O que está escrito a branco é da minha autoria, a castanho, as próprias palavras de Platão ou do que delas devemos depreender, no seu magistral diálogo a República (Politéia)

- Caro Platão, se a Grécia conseguiu livrar-se dos tiranos, instituindo a Democracia, isto é, os governos passarem a ser eleitos pela vontade do povo, como podes tu, um grego, e para mais com responsabilidades redobradas, rejeitar tão auspicioso regime?

- Realmente, Augusto, é irónico. Por Zeus, como o povo iludido, legitima o tirano.

- Como assim? Sócrates não advogava a Democracia?

- E o que ela lhe deu? Cicuta.

- Para ti a Democracia é um veneno?

- E dos piores, amigo. Quando se toma, julga-se que é mel.

- Posso deduzir, pelo que dizes, que o mel da justiça se dilui no fel da injustiça?

- Podes e deves.
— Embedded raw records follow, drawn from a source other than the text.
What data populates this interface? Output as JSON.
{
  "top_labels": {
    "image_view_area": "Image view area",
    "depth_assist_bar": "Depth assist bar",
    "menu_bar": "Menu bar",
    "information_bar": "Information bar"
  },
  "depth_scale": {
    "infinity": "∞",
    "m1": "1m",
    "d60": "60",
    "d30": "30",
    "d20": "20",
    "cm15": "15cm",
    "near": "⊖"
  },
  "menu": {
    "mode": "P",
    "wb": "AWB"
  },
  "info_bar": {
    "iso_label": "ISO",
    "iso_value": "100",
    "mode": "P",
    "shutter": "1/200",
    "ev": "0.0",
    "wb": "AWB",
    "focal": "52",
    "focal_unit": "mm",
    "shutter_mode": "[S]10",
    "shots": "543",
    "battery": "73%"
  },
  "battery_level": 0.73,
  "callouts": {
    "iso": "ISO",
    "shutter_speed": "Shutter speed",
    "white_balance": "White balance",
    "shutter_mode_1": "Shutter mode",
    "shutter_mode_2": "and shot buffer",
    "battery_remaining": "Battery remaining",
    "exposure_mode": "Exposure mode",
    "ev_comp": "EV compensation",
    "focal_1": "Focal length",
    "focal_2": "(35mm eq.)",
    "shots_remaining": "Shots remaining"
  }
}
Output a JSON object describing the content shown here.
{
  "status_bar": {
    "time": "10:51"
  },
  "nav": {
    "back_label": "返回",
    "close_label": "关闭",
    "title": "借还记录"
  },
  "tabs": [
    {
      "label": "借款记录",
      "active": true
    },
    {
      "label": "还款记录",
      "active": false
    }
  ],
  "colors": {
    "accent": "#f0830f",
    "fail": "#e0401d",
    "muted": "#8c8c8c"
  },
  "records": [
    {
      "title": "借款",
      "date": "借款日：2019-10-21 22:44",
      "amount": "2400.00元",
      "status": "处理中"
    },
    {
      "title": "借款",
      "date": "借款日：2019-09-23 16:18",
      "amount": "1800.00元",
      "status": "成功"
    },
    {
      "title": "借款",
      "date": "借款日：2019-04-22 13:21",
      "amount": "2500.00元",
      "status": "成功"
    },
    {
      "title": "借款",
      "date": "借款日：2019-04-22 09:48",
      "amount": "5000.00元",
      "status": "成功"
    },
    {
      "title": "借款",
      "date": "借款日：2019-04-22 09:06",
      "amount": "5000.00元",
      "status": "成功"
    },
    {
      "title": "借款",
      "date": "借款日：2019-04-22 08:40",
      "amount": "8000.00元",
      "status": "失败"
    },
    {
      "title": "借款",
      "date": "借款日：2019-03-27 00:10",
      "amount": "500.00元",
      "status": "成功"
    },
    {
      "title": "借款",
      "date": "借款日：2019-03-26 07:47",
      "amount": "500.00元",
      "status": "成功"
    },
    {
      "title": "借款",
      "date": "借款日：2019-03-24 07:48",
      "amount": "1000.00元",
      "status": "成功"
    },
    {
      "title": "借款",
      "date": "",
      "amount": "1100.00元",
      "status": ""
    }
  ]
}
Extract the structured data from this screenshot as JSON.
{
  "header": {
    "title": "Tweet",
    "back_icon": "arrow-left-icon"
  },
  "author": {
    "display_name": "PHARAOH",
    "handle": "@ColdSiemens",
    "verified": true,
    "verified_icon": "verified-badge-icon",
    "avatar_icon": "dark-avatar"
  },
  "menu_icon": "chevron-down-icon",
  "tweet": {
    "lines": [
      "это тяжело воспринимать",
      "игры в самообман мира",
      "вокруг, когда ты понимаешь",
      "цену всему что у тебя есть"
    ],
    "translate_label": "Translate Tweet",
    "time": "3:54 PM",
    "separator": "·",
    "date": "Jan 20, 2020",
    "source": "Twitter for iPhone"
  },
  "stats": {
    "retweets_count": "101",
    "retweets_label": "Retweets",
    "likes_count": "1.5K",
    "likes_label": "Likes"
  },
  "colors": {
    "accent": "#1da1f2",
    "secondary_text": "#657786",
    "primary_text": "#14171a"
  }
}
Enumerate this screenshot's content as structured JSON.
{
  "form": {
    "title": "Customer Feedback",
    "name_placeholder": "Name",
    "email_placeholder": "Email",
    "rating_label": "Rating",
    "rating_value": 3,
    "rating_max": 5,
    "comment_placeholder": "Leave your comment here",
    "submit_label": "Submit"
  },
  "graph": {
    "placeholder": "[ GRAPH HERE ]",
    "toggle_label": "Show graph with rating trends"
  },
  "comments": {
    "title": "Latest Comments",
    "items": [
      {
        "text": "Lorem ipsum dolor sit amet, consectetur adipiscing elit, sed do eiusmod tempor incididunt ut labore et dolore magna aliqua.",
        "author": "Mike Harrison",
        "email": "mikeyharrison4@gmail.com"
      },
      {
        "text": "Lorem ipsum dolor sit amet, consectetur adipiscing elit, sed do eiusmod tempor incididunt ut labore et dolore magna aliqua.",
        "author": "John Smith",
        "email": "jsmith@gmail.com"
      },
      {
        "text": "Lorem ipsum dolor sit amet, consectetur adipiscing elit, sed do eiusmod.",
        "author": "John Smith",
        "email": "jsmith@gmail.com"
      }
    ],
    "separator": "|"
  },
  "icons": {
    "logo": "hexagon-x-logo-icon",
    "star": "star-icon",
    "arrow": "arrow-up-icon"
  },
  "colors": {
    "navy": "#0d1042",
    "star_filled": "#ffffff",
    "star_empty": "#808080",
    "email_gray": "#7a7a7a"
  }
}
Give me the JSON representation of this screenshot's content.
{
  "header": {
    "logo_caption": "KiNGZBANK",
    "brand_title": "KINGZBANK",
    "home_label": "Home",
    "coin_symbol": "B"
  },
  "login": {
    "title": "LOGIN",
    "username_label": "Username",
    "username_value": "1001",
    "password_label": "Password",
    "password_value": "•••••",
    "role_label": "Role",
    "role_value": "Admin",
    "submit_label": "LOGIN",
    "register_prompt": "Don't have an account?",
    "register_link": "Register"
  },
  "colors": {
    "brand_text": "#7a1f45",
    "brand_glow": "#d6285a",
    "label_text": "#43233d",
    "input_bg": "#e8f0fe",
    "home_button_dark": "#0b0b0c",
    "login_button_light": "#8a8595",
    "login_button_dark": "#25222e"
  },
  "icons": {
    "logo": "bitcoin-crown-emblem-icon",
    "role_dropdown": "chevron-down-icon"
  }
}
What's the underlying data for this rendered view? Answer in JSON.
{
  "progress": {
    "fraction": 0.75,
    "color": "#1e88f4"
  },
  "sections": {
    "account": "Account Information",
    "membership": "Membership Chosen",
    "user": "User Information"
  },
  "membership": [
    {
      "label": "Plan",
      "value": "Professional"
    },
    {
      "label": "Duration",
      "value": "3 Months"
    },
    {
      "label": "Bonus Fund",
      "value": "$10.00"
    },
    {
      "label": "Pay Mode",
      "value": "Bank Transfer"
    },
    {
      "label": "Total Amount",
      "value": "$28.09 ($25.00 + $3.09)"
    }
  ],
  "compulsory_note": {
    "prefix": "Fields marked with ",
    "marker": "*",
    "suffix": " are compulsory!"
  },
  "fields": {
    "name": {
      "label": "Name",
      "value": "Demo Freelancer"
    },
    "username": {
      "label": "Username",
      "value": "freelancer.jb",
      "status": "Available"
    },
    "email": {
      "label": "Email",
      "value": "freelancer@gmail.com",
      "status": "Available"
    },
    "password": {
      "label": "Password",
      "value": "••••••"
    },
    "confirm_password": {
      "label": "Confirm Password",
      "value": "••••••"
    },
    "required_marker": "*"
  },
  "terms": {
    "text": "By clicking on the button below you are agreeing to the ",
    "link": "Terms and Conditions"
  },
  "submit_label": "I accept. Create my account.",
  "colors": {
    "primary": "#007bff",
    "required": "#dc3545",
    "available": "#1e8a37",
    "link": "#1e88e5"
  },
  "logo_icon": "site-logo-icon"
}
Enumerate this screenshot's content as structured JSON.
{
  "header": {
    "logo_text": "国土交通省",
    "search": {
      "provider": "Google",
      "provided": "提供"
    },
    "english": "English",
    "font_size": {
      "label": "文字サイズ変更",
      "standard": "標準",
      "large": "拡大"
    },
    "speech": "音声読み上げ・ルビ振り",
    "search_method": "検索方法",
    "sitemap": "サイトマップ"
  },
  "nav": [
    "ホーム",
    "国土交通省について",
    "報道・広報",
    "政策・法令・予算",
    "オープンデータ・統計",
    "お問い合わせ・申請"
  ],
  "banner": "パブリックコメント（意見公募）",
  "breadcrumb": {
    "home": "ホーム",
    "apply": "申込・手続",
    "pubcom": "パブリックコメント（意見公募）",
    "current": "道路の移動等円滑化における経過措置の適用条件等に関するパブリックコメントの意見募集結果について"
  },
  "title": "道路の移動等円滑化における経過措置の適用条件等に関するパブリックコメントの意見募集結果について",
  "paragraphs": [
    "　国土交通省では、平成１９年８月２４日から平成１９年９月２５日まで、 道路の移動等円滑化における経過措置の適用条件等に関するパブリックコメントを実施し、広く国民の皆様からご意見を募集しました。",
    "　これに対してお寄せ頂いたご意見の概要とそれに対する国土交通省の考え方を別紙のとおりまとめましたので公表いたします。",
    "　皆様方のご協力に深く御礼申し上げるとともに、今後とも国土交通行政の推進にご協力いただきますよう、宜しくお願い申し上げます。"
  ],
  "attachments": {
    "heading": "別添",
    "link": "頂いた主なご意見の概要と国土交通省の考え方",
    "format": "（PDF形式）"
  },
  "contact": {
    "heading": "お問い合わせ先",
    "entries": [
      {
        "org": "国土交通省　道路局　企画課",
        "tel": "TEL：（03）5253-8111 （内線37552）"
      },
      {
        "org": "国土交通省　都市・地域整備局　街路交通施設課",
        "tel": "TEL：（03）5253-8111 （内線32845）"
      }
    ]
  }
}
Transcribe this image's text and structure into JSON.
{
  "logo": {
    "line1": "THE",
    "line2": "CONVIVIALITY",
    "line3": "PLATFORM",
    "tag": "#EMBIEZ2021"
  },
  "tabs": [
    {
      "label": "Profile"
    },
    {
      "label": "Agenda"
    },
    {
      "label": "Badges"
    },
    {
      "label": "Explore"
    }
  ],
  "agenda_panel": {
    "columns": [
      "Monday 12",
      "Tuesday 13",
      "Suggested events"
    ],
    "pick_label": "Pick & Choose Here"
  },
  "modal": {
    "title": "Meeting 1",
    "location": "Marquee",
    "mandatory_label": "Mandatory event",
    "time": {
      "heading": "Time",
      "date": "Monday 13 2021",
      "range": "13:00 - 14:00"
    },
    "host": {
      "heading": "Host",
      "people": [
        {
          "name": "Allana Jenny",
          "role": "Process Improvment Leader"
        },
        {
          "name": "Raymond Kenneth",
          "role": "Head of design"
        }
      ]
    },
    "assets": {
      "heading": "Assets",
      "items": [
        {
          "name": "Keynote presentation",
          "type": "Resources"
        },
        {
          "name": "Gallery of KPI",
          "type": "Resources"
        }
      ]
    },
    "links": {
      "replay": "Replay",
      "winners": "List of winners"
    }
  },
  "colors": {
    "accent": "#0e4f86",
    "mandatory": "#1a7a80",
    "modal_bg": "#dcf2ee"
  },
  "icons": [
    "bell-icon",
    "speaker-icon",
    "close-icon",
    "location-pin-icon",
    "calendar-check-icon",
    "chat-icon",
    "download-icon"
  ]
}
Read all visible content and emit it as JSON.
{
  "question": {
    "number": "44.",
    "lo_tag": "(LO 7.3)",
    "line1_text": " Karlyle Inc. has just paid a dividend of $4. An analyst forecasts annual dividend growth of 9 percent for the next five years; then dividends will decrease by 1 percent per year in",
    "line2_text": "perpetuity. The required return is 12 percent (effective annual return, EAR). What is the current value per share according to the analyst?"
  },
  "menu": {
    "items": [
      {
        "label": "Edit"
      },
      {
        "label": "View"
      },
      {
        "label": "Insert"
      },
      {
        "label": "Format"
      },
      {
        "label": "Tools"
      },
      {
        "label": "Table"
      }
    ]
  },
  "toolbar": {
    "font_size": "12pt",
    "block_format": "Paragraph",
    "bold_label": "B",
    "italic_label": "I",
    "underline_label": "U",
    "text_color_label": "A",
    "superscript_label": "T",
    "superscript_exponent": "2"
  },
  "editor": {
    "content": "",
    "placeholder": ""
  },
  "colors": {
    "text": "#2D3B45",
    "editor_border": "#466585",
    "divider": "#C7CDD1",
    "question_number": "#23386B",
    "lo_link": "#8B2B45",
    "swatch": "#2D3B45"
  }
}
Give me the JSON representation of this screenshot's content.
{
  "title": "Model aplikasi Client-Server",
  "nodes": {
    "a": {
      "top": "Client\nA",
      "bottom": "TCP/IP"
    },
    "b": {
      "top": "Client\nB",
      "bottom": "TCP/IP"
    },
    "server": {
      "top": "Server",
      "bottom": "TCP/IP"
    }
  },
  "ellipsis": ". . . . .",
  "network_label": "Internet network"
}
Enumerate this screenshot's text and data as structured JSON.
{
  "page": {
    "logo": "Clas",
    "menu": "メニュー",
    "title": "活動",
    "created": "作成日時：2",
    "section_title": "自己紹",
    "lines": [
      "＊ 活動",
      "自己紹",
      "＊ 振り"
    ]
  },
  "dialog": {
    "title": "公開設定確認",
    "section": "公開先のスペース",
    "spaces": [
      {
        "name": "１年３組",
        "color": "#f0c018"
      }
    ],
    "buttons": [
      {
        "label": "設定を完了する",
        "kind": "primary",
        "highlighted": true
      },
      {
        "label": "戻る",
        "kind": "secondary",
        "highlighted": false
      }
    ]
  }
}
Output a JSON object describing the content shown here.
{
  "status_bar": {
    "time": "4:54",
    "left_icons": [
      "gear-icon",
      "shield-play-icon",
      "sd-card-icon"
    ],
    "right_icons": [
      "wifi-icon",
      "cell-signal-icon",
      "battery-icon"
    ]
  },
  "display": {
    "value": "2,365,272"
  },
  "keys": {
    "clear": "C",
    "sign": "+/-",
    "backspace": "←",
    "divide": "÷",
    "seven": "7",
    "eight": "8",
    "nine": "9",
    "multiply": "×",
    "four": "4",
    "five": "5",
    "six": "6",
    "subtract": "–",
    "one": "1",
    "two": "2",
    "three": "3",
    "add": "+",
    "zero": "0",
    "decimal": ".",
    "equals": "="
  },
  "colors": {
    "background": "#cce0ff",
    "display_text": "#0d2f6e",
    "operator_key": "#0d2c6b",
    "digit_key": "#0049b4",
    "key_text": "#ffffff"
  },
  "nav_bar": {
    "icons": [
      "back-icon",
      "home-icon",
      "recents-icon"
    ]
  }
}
Não vês que todas as formas de governo, mesmo democrático, fazem leis visando seus interesses e determinam o que é justo, presumindo como injusto aquele que transgrida suas regras.

- Mas, Platão, podemos sempre recorrer à justiça quando nos sentimos injustiçados.

- Podemos, Augusto, mas nem uma falange espartana conseguirá ter sucesso contra a força. Não vês que para eles, a força é um direito, e que a justiça é o interesse do mais forte. A justiça é uma relação entre indivíduos, e depende da organização social.

- Mesmo assim, não foram eles eleitos pelo povo?

- É absurdo que homens com mais votos pudessem assumir cargos de mais alta importância, pois nem sempre o mais votado é o melhor preparado. Era preciso criar um método para impedir que a corrupção e a incompetência tomassem conta do poder público.

- Quem os julga é o povo e, perante este, apresentam-se como os mais bem preparados.

- Mas atrás desses problemas está a psique humana, como identificou Sócrates. O conhecimento humano vem de três fontes principais: o desejo, a coragem e a razão, que flúem do baixo-ventre, coração e cabeça, respectivamente. Essas fontes são forças presentes em diversos graus de distribuição nos indivíduos. Elas se doseariam umas às outras, e num homem apto a governar, estariam em equilíbrio, com a cabeça liderando continuamente. O que não é ocaso, Augusto.

- Então quem são esses homens ideais?

- Enquanto os filósofos deste mundo não tiverem o espírito e o poder da filosofia, a sabedoria e a liderança não se encontrarão no mesmo homem, e os povos sofrerão os males.

- Isso é bom de dizer, mas os homens não nascem filósofos.

- Tens razão! É preciso educá-los - Primeiro proteger as crianças dos maus hábitos e de todos os vícios, privilegiando a condição física e o aperfeiçoamento do espírito para moldar o carácter. Na adolescência desenvolver a moral. O mal não existe, é apenas a ignorância do bem. Ao atingir a maior idade, começa a divisão por classes da República.

- Mas as classes sociais já existem

- Eu sei! O que pretendo é substituir a diferença de classes: ricos, remediados e pobres, pelas das atribuições naturais: apetite, coragem e razão. Não interrompas.
Os que não passarem nos testes, formarão as classes trabalhadoras,

- E qual o critério dessas classes?

- Ora, estabelecemos, e repetimos muitas vezes, se em te bem recordas, que cada um deve ocupar-se de uma única tarefa, aquela para a qual é melhor dotado por natureza. Posso continuar?

- Claro!

- Os aprovados continuarão os seus estudos, depois do que, os que forem considerados aptos irão experimentar o mundo real, tomando conhecimento dos dissabores da vida, ganhando conforme o trabalho e experimentando a crua realidade. Ao atingirem a meia-idade, os que sobreviverem poderão tornar-se governantes de um Estado Ideal.
Todos terão oportunidades iguais, não haverá diferença entre sexos, sendo cada um designado a fazer uma tarefa de acordo coma sua capacidade.

- Meu caro Platão, bem se vê que não vives no século XXI.